Medulatory thyroid carcinoma (MTC) is a malignant epithelial thyroid tumor from parafollicular cells (C-cells). All medullary crayfish are divided into two large groups: a) sporadic and b) inherited. The latter group includes familial cases of medullary carcinomas in the syndrome of multiple endocrine neoplasia (MEH type 2a and 2b). Genetically determined tumors, as a rule, affect both lobes of the thyroid gland and arise against the background of previous C-cell hyperplasia. Macroscopically, the thyroid gland is represented by one node, less often by several, dense consistency, gray-yellow in color, with a diameter of 5 cm or more. The histologically typical thyroid gland is represented by solid areas delimited by layers of connective tissue. Tumor cells have a polygonal or spindle-shaped form and well-pronounced granularity.MTC cells are immunoreactive with respect to calcitonin and do not react with antibodies to thyroglobulin. Diagnostic value is the detection of amyloid in a tumor during staining with congo-red.
Undifferentiated (anaplastic) cancer is a highly malignant tumor partially or fully represented by undifferentiated cells. Usually undifferentiated cancers are the terminal stage of dedifferentiation of differentiated cancers, papillary and medullary thyroid cancers. Anaplastic cancers are extremely polymorphic in their histological structure: they can include areas of squamous cell carcinoma, areas of giant osteoclast-like cells and sarcomas, resembling fibrosarcoma. In childhood, anaplastic cancers almost never occur. It should be noted that anaplastic cancer is clinically among the most malignant tumors in humans. More often,patients die within 1 month from the onset of the disease due to the germination of tumor tissue in the vital organs of the neck with their destruction.
Non-epithelial thyroid tumors are tumors that develop from the stromal elements of the thyroid gland (connective tissue, blood vessels, nerve cells). For benign non-epithelial tumors include hemangiomas, lipomas, leiomyomas. Malignant thyroid tumors of non-epithelial nature are sarcomas. The diagnosis of sarcoma is valid only if the epithelial genesis of the tumor is completely excluded.
Malignant lymphomas in the thyroid gland do not have any specific morphological features; most of them develop against the background of chronic lymphocytic thyroiditis.

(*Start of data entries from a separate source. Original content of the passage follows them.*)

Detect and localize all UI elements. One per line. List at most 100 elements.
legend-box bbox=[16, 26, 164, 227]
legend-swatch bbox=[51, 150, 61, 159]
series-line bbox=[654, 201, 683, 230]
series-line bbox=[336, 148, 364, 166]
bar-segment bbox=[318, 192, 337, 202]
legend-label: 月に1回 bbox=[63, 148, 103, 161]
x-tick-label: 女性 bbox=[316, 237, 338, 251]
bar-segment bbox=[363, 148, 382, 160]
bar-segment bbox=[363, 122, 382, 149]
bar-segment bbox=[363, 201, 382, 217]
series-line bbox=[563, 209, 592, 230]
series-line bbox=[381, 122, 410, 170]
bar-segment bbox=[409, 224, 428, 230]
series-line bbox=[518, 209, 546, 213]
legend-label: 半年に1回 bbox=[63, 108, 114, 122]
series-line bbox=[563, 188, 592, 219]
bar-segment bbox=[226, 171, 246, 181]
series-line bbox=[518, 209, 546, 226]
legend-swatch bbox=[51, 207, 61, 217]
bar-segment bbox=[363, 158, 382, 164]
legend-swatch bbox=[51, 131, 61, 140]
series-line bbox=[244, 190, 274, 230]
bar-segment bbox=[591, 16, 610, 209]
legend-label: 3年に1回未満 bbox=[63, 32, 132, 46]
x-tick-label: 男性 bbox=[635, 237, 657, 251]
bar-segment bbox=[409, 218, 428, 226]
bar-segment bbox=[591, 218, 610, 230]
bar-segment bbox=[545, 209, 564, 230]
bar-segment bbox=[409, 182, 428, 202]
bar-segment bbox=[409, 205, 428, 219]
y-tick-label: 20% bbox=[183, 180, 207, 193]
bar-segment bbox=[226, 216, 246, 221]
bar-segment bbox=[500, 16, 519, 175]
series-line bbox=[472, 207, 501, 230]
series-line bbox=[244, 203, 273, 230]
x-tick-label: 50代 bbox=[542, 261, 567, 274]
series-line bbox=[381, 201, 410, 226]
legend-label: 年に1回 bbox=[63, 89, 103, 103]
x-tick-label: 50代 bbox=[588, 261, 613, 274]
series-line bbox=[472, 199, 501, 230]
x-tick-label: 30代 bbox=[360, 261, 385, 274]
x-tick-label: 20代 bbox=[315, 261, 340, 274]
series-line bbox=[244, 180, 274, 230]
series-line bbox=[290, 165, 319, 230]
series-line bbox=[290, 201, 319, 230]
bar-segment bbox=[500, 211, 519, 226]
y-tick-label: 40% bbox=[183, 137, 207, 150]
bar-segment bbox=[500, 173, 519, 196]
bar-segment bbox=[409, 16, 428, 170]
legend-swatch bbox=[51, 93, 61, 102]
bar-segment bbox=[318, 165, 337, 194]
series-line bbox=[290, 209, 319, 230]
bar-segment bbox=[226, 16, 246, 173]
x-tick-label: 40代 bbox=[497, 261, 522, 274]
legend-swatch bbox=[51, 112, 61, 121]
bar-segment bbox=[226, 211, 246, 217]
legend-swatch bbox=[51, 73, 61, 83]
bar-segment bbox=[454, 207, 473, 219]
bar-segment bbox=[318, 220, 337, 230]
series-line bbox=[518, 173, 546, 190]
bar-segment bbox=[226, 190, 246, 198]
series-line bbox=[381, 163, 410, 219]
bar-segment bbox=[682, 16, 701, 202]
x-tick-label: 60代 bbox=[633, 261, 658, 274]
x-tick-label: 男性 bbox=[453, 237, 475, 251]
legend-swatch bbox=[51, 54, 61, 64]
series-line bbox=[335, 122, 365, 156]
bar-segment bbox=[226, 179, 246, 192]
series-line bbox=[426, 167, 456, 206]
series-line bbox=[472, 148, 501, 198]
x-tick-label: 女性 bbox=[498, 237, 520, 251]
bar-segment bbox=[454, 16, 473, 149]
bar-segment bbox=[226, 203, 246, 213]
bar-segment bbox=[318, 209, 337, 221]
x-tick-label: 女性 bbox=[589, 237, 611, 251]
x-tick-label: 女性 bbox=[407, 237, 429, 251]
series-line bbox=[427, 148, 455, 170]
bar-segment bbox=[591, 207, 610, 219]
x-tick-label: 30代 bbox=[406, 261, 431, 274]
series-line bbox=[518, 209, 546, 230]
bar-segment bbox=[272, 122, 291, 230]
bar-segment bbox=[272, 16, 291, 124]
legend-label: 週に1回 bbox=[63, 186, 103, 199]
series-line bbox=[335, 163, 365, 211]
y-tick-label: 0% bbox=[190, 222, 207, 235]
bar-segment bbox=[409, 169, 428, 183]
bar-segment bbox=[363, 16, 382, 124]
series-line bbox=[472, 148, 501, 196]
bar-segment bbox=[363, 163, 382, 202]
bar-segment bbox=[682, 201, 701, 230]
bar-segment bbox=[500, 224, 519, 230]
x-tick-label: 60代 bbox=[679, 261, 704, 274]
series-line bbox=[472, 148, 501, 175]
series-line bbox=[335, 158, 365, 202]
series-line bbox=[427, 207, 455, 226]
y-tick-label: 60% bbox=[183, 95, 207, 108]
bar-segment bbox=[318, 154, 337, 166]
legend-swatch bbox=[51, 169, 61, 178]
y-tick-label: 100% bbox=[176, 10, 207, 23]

Mixed cell tumors of the thyroid gland.
This group of tumors includes benign and malignant neoplasms that have developed in the thyroid gland and are not histogenetically related to the follicular and parafollicular epithelium. These include intrathyroid paragangliomas, parathyroid tumors, teratomas and teratoblastomas, a spindle-shaped cell tumor with timus-like differentiation, as well as salivary gland-like tumors.
This group of thyroid tumors includes tumors in which the thyroid gland is involved in the tumor process for the second time, either as a result of direct invasion of malignant tumors of the pharynx, larynx, trachea, esophagus, or as a result of hematogenous metastasis of tumors of the kidneys, gastrointestinal tract, breast, lung, head and neck, melanomas.
This group includes primary benign tumors or malignant neoplasms that cannot be assigned to any of the categories listed above.